The share of the link I first saw referenced an end to majors that don’t lead to jobs.  But, no, what seems to be happening is an end to majors with very low enrollments at particular campuses.  That, I can live with.  Especially when I realized that two of these majors were in my own college at NCSU where we had actually discussed this:

Warwick Arden, the provost of N.C. State University, which will see four programs eliminated, said some programs that don’t give out a large quantity of degrees are still valuable, including the women and gender studies and Africana studies programs at the school, both of which will be eliminated and consolidated into less specific programs.

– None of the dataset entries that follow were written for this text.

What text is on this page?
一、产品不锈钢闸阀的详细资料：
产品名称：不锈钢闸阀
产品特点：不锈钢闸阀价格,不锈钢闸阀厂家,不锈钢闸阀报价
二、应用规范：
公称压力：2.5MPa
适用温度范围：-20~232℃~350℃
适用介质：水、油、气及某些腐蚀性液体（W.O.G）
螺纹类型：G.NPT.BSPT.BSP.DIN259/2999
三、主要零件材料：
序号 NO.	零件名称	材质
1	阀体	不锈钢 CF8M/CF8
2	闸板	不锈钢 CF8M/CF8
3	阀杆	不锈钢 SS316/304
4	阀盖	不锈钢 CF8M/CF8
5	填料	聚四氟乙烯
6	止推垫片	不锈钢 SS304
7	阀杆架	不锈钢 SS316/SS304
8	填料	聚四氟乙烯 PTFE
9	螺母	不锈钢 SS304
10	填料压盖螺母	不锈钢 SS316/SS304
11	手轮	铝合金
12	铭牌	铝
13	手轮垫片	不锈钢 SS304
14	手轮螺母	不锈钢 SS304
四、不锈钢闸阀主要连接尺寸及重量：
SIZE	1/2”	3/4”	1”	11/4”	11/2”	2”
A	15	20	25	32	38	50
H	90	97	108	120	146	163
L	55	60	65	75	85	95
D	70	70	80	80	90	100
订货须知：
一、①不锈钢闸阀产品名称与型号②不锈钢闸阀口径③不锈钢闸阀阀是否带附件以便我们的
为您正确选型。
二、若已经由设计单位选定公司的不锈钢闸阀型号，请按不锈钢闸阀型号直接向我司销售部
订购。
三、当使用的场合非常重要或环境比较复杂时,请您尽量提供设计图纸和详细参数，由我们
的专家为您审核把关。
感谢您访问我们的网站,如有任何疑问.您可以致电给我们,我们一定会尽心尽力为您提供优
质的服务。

“While they’re not popular majors at N.C. State, they produce huge quantities of credit hours to non-majors,” Arden said.

I don’t know about this “huge number of credit hours” but I do know that these departments have incredibly few majors.  Regardless of the intellectual value, it seems pretty reasonable to me (and, from what I can tell, my liberal colleagues throughout our college) to eliminate the overhead/administration that goes with a department for an area that has only a handful of majors each year.  Especially when you consider we are part of a UNC system and students who really want that specific, unpopular major can seek it somewhere else.

So, UNC Board of Governors not so bad, but then the final line really threw me:

Board member Steven Long, who is the vice chairman of the academic planning committee, expressed concern about the labels applied to the actions, saying that words like “discontinuation” could confuse the public.

“They think you’re eliminating a lot of the cost, but we’re really only eliminating a little bit of the cost,” Long said. “We’re really not discontinuing the whole program; we’re just scaling it back.”

Long said he didn’t think the programs addressed by the report necessarily needed more scrutiny.

“We’re capitalists, and we have to look at what the demand is, and we have to respond to the demand.”

Ugh.  Seriously?  Hey, I love capitalism.  It’s so good for so many things.  Running a system of higher education is not one of them.  We’re not exactly churning out widgets here.  Yes, of course there should be free market principles in higher education, but when free market principles are what’s driving higher ed– as implied in that quote– we’ve got a huge problem.